Alarm bells should be ringing this month if you still have not planted your spring-flowering bulbs.
Tulips should definitely go in this month. Plant them a few inches apart in rough, slightly disorganized groups and bury them really deeply – 6 inches down if you can. This will put off all but the most energetic of squirrels, but if you have had a major problem in the past, bury a small piece of chicken wire between the bulbs and the soil surface. They really, really don’t like that.
I absolutely adore tulips. These are some combinations that work for me: ‘Ballerina’ tulips with emerging shoots of Euphorbia griffithii ‘Dixter’. ‘Spring Green’ tulips around the base of a white-barked Himalayan birch (Betula utilis ‘Jacquemontii). Tall, white-and-green-flowered Allium nigrum with ‘White Triumphator’ tulips.
Daffodil, crocus and allium bulbs do better the earlier they are planted – September or October are ideal times, I have to say – but better late than never and they can still go in now. Plant them all with at least twice their height’s worth of soil over their heads.

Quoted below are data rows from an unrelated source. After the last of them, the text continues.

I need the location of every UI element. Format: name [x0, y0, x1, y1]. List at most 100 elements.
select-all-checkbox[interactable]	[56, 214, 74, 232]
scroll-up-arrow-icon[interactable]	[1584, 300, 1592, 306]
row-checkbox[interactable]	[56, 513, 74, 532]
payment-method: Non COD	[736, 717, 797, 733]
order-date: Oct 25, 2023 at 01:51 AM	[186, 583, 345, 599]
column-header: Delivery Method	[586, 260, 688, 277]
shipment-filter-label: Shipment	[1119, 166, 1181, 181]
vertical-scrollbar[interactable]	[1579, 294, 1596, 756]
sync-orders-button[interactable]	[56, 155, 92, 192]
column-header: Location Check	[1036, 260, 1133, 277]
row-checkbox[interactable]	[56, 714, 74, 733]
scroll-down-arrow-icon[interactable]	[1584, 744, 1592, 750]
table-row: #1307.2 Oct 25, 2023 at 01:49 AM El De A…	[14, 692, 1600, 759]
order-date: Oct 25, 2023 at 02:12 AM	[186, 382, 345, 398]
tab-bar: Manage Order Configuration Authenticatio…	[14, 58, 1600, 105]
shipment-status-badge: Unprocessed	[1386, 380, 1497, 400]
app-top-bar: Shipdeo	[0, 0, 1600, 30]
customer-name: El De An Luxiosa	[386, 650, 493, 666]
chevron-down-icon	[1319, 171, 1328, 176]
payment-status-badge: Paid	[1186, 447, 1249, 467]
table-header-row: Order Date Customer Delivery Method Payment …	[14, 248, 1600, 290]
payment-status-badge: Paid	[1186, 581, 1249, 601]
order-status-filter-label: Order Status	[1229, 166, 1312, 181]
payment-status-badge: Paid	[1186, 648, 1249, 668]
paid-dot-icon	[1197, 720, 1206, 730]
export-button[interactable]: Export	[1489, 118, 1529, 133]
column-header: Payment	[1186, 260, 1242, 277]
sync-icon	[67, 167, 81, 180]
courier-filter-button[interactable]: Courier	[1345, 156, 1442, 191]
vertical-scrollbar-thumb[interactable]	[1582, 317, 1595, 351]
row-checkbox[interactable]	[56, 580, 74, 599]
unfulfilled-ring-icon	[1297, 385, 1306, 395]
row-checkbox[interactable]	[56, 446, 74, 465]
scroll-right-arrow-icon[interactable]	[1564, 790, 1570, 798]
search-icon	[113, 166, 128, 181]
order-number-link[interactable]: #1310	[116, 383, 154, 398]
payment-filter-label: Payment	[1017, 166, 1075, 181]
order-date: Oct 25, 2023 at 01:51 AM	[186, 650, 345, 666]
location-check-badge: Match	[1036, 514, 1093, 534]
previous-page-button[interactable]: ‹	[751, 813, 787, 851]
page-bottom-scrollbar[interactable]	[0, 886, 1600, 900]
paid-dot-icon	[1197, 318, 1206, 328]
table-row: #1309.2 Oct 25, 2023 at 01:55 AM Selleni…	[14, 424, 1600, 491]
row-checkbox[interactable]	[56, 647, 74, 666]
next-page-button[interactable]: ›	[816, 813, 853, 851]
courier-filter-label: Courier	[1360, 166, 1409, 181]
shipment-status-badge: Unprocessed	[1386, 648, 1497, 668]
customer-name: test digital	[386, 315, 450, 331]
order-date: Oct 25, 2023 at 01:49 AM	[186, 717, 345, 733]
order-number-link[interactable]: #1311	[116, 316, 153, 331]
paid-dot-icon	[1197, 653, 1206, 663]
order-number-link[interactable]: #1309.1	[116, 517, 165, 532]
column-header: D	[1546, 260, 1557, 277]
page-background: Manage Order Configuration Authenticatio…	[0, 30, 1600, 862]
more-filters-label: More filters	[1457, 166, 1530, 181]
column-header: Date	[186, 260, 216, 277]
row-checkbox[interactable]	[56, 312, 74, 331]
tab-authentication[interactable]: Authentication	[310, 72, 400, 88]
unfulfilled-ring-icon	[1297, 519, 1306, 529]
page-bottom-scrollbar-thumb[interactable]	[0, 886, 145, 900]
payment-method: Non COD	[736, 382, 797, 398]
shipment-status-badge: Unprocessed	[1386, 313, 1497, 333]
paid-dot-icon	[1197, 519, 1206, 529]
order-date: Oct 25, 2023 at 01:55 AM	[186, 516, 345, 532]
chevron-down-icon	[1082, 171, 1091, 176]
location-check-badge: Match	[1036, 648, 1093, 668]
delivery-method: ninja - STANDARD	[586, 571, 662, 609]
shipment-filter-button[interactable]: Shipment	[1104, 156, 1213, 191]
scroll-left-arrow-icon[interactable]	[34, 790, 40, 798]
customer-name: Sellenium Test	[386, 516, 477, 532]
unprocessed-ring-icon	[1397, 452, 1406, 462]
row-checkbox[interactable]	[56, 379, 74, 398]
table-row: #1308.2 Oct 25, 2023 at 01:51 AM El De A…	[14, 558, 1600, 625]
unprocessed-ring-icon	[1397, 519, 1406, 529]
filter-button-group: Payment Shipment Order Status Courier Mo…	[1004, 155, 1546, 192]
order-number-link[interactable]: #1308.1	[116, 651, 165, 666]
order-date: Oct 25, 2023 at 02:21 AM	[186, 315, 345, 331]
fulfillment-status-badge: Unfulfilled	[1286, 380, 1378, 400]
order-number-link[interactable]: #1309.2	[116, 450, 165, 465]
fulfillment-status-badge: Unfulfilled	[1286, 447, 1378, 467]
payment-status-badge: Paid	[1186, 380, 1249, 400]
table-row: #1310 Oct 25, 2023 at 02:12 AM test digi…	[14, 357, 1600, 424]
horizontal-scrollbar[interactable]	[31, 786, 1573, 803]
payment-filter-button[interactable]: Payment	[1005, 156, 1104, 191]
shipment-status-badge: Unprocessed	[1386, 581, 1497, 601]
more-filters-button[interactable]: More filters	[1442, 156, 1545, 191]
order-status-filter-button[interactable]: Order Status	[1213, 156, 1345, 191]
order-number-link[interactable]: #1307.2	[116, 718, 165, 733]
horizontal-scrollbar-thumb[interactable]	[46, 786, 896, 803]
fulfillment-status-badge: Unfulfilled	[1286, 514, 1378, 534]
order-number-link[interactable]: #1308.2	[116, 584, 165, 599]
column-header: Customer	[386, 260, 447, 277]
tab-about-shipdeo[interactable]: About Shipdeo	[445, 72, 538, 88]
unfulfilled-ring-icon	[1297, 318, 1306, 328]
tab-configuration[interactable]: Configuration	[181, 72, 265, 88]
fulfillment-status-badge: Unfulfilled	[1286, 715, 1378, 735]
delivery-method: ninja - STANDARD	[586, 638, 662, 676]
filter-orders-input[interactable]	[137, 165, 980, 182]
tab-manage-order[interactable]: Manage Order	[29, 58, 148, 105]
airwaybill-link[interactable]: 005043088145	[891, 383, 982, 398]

If bulbs are to be left alone to naturalize, sprinkle a little grit and slow-acting, long-lasting bonemeal under their bottoms at planting time for good measure. And remember to mark where you have planted them. I stick a few slim wooden kebab sticks in the ground around each ‘drift’ – quicker to do than write labels, and just visible enough for long enough to remind me not to plant anything else in what may seem, for the next few months, like a tantalizingly vacant spot. You may think you will remember where everything is, but how many times have we all stuck our spades through our bulbs, I wonder?